A last category of observations can be qualified as newly inventoried invasive specimens, i.e., non‐isolated specimens living in natural areas that have yet to be inventoried in the INPN data. Notably, the majority of occurrences of Carpobrotus edulis on the west coast belong to this category. Newly inventoried invasive specimens could provide an early warning for territory managers. For example, we found newly inventoried specimens of Reynoutria japonica in the Pl@ntNet data, and we suspect that poor performance of its SDM could reflect a negative bias in the evaluation metrics of this species. Typically, specimens occurring outside of presence areas identified by experts and not categorized as cultivated or casual invasive should be prioritized for expert validation.

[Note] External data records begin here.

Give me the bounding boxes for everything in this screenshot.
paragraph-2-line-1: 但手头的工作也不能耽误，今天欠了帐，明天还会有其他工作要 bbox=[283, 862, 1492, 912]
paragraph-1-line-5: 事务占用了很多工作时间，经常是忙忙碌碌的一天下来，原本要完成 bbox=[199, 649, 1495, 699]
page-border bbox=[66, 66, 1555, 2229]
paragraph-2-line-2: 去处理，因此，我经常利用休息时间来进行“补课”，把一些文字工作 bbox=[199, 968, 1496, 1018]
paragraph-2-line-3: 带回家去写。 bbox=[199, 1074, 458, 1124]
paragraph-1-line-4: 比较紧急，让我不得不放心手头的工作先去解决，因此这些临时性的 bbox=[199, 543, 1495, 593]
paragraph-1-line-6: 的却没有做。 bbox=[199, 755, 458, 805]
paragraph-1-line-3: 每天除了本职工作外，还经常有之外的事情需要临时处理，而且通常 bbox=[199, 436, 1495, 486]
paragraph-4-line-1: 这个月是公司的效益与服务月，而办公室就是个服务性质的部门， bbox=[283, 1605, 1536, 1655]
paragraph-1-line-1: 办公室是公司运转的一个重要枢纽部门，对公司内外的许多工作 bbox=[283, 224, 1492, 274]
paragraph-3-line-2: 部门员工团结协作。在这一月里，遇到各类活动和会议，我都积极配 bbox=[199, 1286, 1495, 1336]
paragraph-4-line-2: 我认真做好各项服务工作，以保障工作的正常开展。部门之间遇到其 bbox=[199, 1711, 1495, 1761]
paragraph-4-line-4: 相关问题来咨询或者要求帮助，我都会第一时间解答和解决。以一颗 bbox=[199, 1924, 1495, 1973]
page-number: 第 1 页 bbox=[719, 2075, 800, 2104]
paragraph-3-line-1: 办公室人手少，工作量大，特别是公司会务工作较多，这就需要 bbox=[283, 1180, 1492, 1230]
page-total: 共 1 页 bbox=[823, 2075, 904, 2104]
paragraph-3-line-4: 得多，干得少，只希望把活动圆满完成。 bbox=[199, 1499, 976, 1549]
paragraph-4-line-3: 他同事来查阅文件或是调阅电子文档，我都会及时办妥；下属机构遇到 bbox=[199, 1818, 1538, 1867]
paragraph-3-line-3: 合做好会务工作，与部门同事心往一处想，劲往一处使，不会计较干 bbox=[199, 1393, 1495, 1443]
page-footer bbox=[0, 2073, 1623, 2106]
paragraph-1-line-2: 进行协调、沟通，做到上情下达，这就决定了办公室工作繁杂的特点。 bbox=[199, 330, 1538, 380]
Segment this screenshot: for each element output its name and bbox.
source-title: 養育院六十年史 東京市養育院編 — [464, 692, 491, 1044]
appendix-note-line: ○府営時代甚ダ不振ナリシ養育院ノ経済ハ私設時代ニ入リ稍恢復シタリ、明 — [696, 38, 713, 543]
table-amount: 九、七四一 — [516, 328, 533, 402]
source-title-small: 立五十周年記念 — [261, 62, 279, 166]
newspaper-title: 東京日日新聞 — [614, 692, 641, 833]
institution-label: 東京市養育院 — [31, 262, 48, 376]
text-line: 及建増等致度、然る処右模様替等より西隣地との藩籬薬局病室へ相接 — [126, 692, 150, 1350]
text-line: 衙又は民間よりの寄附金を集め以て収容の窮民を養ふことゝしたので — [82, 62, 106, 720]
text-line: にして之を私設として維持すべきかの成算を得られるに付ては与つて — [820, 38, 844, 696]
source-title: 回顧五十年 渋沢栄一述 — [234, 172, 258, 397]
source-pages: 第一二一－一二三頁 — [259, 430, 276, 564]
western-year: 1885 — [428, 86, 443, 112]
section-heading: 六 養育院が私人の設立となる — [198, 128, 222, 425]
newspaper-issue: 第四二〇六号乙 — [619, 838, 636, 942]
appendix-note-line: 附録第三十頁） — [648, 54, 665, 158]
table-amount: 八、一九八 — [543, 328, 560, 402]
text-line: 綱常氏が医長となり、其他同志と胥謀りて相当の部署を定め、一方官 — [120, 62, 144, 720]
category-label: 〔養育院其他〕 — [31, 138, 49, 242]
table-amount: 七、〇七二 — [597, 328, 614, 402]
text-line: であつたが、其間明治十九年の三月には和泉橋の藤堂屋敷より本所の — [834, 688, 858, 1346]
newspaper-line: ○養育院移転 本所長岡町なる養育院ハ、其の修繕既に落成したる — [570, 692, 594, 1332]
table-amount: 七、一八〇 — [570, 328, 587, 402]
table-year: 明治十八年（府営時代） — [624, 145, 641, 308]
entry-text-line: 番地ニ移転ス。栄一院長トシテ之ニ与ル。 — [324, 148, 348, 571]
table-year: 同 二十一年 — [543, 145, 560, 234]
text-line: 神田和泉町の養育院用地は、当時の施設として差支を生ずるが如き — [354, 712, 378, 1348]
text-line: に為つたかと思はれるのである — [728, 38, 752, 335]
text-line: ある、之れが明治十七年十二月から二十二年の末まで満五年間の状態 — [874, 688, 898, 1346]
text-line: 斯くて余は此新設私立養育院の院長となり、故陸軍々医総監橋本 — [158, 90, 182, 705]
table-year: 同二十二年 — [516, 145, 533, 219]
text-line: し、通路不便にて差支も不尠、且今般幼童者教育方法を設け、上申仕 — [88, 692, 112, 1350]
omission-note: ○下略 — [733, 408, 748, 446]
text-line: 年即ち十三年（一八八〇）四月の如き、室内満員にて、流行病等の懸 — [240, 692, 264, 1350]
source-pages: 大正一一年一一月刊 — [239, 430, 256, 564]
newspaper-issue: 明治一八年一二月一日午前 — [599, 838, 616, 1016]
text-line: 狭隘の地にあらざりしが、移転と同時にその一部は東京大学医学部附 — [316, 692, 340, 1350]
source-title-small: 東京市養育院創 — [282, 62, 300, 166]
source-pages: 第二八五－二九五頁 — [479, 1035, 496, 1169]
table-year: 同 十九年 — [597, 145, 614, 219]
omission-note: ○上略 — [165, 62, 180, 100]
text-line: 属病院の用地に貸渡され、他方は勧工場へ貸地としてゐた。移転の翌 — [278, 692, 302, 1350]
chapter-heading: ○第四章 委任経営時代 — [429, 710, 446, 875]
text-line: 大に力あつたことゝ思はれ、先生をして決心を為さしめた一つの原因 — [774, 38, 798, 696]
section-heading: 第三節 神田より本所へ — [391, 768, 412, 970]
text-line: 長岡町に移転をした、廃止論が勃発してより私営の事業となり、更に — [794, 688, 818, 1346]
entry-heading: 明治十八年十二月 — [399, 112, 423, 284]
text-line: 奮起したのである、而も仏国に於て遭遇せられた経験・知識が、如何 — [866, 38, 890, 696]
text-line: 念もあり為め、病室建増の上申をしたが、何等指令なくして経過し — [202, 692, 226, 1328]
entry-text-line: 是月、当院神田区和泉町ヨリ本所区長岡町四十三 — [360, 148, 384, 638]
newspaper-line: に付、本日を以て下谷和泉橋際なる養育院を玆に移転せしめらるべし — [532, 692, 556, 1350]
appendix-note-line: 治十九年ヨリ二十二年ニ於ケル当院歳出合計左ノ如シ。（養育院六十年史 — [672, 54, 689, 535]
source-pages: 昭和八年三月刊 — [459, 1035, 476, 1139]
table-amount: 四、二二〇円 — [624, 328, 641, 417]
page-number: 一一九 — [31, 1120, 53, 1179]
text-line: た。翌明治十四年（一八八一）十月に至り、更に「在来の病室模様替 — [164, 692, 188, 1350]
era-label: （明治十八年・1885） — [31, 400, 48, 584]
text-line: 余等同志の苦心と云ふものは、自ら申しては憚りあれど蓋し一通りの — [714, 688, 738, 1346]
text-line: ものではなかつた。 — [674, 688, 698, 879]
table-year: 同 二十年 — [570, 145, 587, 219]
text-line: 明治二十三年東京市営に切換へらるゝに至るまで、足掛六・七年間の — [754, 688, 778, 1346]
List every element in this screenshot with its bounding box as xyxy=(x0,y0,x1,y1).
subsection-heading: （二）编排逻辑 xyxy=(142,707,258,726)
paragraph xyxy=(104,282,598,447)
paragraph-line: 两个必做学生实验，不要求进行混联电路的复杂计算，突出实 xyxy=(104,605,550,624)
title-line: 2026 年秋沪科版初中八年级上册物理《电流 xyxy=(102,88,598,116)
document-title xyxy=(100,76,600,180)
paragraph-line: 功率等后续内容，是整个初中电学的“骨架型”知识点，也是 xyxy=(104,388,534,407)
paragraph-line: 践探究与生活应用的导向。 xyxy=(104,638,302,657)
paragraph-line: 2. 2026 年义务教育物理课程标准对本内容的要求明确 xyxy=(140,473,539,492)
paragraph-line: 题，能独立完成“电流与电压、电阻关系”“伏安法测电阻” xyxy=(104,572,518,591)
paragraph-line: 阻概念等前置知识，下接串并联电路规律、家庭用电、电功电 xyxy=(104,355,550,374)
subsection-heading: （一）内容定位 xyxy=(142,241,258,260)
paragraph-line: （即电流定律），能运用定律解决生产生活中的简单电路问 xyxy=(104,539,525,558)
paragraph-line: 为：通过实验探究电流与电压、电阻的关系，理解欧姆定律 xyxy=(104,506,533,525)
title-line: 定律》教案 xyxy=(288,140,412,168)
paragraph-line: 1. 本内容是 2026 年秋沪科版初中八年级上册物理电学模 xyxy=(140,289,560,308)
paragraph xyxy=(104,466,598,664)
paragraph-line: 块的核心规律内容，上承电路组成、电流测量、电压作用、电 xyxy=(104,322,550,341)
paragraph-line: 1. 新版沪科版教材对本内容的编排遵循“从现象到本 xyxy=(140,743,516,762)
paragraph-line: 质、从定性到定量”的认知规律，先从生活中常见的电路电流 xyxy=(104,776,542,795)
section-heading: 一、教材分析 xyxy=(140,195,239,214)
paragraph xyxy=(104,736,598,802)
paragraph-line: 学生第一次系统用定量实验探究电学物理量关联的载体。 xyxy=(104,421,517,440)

In this study, our sampling effort correction approach was based on prior knowledge of sampling intensity in the Pl@ntNet data. We could not evaluate the errors related to the sampling effort bias without complementary systematic survey data. Nevertheless, the INPN data have their own heterogeneity in the spatial distribution of the sampling effort. These data were collected by independent regional conservatories, and variations in sampling by different workforces may have introduced regional heterogeneity. Furthermore, some zones are not surveyed by conservatories, typically cities in most cases, which tends to bias the Pl@ntNet model error in urban areas. The study of global sampling effort bias is crucial for exploiting presence‐only data collected without protocol. The spatially heterogeneous sampling effort is especially problematic when it is correlated with environmental variables impacting the species distribution. For example, the sampling effort is correlated with the distance to the coastline, which is also a variable influencing the abundance of Opuntia ficus‐indica, Erigeron karvinskianus, and Carpobrotus edulis. Because our bias correction method removes the distance to the coastline effect, it partially removes the ability of the model to capture this effect on the species distribution. When we included these variables in the predicted distribution of the three species (results not presented in this article), we found a much greater predicted abundance gradient toward the coast. However, the maps presented in Fig. 4 show that the model captured a part of the coastal effect through other variables that are correlated with the distance to coastline. The same problem will occur with other invasive species that tend to grow near roads as a result of constant perturbation or dispersal mechanisms. More generally, we note that the presence of invasive species is strongly influenced by human activity. It is also highly correlated with observational intensity in opportunistic presence‐only data. Thus, this category of species represents a major methodological challenge for improving SDM based on presence‐only data and represents a clear path for future research.

CONCLUSIONS

This study is the first to evaluate the potential of automated identification of opportunistic plant observations for modeling species distributions. The described methodology allowed us to analyze the potential usefulness of the Pl@ntNet data. By comparing SDMs trained on Pl@ntNet unvalidated observations with validated independent count data on a large spatial scale, we found that the data are rich enough to be used for SDM with only a single year of data collection. However, we also showed that distributions reported from Pl@ntNet data do not precisely match those of expert data. The main reasons for these deviations appear to be the presence of cultivated or casual invasive specimens in the data set, the detection of real presence in new areas, and the limits of the sampling bias correction method. Noticing these limits allowed us to underline significant research challenges for SDMs and to provide possible methods to usefully integrate information provided by opportunistic citizen science observations into conservation management.